Mayor Johnson said he’s working with fellow Councils in the Upper Spencer Gulf to work on possible manufcactuing opportunities that could come from these and similar projects.
“For example, Heliostat SA, is someone that Spencer Gulf cities is negotiating with, because they’re doing the automotive transformation and manufacturing of heliostat and solar PV panels, and (we’re talking about) how we can link in with that,” he said.
The solar component of Stage 2, covering an area of approximately 880 hectares, will be situated to the eastern side of the Augusta Highway, around 10 kilometres east-southeast of Port Augusta.
It’s planned to be directly opposite Port Augusta Renewable Energy Park Stage 1, located on privately held land within the Primary Industry Zone of the Port Augusta local government area.
- Reach Solar’s Bungala Solar Farm reaches financial close, with construction to commence around January 18, boosting Port Augusta with up to 350 jobs.
- Nexis Energy’s $450 million Lincoln Gap Wind Farm reaches financial close, creating up to 300 jobs during consttruction.

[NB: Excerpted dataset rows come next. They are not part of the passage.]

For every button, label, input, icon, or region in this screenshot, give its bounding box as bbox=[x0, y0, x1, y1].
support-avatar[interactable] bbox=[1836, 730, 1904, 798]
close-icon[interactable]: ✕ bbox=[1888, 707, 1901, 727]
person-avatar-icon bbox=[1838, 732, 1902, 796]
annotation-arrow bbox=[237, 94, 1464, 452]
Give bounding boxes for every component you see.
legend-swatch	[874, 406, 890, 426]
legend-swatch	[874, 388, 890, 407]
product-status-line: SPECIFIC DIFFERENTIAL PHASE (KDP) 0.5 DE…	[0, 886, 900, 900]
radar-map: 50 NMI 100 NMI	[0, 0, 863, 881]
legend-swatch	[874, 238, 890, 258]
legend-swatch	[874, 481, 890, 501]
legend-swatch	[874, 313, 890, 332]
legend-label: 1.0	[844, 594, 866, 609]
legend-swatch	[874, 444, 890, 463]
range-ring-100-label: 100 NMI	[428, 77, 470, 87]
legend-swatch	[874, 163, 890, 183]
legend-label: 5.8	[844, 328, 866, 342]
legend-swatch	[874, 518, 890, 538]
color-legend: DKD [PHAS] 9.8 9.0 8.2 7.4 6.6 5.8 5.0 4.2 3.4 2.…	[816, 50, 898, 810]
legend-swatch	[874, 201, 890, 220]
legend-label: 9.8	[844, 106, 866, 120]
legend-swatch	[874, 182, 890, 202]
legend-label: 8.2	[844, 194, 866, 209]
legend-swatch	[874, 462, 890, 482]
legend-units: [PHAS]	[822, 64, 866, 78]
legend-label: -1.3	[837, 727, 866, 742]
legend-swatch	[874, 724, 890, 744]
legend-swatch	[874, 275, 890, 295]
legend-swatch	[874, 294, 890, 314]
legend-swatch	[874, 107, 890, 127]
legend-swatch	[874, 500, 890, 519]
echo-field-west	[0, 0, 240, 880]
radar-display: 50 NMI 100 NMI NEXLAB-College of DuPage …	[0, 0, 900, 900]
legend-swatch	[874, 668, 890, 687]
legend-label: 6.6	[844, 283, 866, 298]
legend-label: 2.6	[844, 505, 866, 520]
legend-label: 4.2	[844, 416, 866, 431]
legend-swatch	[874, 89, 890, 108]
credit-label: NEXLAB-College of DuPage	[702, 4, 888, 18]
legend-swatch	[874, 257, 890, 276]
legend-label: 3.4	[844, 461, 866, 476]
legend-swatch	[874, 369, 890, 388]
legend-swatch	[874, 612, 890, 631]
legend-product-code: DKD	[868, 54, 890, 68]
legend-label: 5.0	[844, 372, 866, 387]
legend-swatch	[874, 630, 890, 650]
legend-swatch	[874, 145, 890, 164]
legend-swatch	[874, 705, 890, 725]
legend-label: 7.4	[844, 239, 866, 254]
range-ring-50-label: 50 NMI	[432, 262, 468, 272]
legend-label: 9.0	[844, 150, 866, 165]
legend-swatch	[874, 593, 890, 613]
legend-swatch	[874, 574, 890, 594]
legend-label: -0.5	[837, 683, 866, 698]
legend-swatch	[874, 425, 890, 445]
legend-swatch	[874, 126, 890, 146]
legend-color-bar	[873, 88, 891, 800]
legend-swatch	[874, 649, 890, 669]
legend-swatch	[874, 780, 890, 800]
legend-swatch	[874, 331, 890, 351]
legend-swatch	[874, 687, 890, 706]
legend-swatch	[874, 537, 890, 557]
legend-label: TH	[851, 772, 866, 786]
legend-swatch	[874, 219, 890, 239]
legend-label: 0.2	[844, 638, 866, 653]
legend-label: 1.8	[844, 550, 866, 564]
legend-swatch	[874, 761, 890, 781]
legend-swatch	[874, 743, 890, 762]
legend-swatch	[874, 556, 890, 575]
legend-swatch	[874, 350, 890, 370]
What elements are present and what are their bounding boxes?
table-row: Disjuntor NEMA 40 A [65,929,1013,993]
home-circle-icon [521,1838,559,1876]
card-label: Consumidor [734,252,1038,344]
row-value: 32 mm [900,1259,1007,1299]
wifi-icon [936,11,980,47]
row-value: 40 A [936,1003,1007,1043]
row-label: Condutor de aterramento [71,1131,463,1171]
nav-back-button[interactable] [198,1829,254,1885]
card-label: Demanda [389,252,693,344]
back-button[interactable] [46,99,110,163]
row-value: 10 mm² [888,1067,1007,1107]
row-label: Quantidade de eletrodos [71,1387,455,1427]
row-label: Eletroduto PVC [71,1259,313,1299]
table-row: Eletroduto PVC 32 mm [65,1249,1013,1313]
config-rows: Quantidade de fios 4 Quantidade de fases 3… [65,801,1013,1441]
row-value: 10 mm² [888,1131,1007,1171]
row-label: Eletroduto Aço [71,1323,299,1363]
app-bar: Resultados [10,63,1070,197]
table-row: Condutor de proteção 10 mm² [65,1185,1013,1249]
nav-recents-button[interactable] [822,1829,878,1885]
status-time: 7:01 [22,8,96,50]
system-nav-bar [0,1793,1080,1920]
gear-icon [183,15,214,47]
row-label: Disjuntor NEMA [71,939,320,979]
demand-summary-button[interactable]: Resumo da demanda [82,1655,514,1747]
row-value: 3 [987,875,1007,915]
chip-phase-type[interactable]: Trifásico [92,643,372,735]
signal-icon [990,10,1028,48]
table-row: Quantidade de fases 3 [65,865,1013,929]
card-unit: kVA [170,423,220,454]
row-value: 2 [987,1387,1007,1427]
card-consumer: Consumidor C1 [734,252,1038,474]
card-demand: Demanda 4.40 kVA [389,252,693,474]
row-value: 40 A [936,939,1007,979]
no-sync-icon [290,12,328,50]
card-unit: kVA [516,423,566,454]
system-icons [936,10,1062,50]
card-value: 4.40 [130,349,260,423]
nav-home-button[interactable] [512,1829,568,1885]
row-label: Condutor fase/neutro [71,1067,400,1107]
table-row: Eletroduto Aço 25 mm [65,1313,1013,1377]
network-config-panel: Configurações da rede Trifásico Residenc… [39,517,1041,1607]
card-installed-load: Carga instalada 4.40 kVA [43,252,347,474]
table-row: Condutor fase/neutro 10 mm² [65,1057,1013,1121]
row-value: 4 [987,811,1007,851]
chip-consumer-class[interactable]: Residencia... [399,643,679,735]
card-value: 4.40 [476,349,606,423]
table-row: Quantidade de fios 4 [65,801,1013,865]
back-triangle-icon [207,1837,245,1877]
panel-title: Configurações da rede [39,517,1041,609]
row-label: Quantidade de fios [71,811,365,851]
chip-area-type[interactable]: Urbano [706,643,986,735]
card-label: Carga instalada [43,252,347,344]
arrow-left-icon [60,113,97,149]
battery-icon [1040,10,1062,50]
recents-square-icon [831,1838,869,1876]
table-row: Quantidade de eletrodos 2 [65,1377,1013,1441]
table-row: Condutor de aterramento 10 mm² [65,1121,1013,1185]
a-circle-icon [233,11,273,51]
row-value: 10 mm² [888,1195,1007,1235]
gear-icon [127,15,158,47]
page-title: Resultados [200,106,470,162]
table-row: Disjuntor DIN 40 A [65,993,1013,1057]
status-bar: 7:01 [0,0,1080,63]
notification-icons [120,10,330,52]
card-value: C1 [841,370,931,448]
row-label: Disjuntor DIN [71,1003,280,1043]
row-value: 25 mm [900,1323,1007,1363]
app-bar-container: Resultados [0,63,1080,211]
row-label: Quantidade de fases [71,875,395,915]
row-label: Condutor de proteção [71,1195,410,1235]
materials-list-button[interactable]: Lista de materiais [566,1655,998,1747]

- Solastor plan to develop a modular solar thermal project that could expand to a billion dollar project that would create around 2000 jobs during construction.
Two potential locations have been identified for the battery storage element (east and west), each occupying an area of up to four hectares.
The first within the boundary proposed for the Stage 2 solar component and the second directly adjacent to the main substation that forms part of Stage 1.
The energy storage component will consist of battery storage with associated inverters, and controllers.
The Stage 2 solar component’s 5,000,000 solar panels will work with associated inverters, transformers, and interconnecting substations.
Combined with Stage 1’s 400 hectares of solar panels and 59 wind turbines, the project claims to power about 200,000 homes and save 470,000 tonnes of carbon dioxide emissions each year.
The predicted life of the project is approximately twenty-five years.